From the Guidelines
Enterococcus faecalis is a significant cause of serious infections, including endocarditis, bacteremia, and urinary tract infections, and its treatment typically involves antibiotics such as ampicillin or vancomycin, with combination therapy with an aminoglycoside needed for severe infections like endocarditis. The most recent and highest quality study, 1, recommends high-dose daptomycin (8-12 mg/kg daily) for the treatment of vancomycin-resistant Enterococcus bloodstream infections. Some key points to consider in the management of E. faecalis infections include:
- The use of ampicillin or vancomycin as first-line therapy, with combination therapy with an aminoglycoside for severe infections 1
- The importance of culture and susceptibility testing to guide antibiotic selection, particularly in cases of vancomycin-resistant E. faecalis 1
- The potential use of alternative antibiotics, such as linezolid or daptomycin, in cases of vancomycin-resistant E. faecalis 1
- The need for proper infection control measures, including hand hygiene and contact precautions, to prevent the spread of E. faecalis in healthcare settings 1 Overall, the management of E. faecalis infections requires a comprehensive approach that takes into account the severity of the infection, the susceptibility of the organism to antibiotics, and the need for proper infection control measures.
From the Research
Significance of Enterococcus faecalis Infection
- Enterococcus faecalis (E. faecalis) is a significant pathogen that can cause various infections, including urinary tract, intra-abdominal, central nervous system, and bloodstream infections 2.
- E. faecalis is the third most common causal agent of infective endocarditis, and its treatment can be challenging due to its resistance to several antibiotics 3.
- The risk factors for colonization and infection with E. faecalis include prior treatment with antibiotics such as cephalosporins or quinolones, and the use of glycopeptides may be necessary for empiric treatment of severe infections 4.
Clinical Implications
- E. faecalis infections can have a significant impact on patient outcomes, particularly in nosocomial settings, and can be associated with high morbidity and mortality 5.
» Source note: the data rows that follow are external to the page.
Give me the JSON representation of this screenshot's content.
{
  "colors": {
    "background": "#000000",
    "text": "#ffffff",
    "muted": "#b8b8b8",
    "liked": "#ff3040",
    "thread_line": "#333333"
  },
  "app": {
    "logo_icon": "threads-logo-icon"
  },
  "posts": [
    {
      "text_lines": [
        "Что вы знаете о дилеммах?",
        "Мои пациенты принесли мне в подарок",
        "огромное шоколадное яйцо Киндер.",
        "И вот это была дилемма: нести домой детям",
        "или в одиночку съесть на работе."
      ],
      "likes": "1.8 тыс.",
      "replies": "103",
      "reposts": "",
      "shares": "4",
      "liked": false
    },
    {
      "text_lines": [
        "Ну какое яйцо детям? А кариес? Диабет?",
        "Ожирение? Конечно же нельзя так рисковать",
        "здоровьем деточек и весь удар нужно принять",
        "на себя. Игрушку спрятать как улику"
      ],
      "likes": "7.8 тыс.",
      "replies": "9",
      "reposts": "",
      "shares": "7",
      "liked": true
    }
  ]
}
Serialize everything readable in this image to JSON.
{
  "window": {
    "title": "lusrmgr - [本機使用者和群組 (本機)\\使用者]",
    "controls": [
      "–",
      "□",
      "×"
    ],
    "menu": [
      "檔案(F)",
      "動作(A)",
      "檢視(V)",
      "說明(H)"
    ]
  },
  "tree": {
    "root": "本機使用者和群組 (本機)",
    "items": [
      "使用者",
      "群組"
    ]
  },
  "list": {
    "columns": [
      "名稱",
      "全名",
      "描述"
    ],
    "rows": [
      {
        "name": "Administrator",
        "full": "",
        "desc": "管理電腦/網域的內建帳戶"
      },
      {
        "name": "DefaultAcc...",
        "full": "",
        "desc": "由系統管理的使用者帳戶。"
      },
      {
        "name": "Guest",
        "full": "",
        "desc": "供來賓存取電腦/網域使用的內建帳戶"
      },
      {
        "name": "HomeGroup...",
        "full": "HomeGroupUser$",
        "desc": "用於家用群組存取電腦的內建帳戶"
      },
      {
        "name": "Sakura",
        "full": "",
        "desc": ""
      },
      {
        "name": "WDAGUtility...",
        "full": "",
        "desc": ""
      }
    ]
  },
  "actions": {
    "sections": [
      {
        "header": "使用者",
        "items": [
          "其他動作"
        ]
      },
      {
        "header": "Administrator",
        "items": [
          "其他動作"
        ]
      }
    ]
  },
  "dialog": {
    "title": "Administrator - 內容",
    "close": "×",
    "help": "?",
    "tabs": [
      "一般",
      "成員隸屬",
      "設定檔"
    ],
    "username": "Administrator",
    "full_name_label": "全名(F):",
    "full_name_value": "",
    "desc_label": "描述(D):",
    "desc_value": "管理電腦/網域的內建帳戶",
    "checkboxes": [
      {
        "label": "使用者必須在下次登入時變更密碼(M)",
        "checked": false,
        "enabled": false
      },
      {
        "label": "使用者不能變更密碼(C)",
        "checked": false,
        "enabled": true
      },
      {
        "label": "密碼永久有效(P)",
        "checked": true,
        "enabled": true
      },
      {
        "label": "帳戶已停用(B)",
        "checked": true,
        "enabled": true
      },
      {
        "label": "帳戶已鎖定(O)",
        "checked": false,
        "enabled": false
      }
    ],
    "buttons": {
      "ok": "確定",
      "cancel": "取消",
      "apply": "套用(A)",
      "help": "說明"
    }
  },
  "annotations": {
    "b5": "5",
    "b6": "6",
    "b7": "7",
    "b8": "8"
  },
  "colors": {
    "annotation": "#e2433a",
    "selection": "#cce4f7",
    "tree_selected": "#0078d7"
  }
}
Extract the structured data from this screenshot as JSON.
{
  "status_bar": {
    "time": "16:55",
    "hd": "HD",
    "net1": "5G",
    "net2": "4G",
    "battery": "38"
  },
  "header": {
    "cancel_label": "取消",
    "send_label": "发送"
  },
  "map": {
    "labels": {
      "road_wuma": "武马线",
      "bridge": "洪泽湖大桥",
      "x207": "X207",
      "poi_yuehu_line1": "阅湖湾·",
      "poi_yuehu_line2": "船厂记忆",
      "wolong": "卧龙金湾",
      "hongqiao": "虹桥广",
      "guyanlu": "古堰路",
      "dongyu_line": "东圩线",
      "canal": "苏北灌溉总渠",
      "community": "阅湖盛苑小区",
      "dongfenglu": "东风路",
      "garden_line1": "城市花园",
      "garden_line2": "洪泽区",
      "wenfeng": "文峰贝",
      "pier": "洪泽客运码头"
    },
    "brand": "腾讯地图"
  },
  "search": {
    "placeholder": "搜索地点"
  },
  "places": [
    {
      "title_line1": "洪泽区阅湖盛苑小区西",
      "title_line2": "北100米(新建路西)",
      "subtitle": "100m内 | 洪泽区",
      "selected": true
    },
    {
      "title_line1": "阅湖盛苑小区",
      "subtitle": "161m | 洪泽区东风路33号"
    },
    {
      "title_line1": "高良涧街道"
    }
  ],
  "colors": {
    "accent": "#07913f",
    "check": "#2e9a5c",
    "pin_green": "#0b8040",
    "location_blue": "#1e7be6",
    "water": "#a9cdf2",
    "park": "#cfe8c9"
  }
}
- The management of E. faecalis bacteremia poses a challenge for clinicians and microbiologists, and requires a multidisciplinary approach due to the complexity and severity of the infection 5.
- The use of antibiotics such as ampicillin, ceftriaxone, daptomycin, and linezolid may be effective against E. faecalis infections, but the emergence of resistance is a concern 2, 3, 6.
Treatment Options
- Combination therapy with ampicillin and ceftriaxone may be effective for the treatment of E. faecalis infective endocarditis, and can be administered in an outpatient setting 3.
- Daptomycin and linezolid have demonstrated clinical efficacy against vancomycin-resistant E. faecalis, and may be used as alternative treatment options 2, 6.
- The use of synergistic combinations of antibiotics may be warranted in complex infections, while monotherapies may be sufficient for uncomplicated infections 2.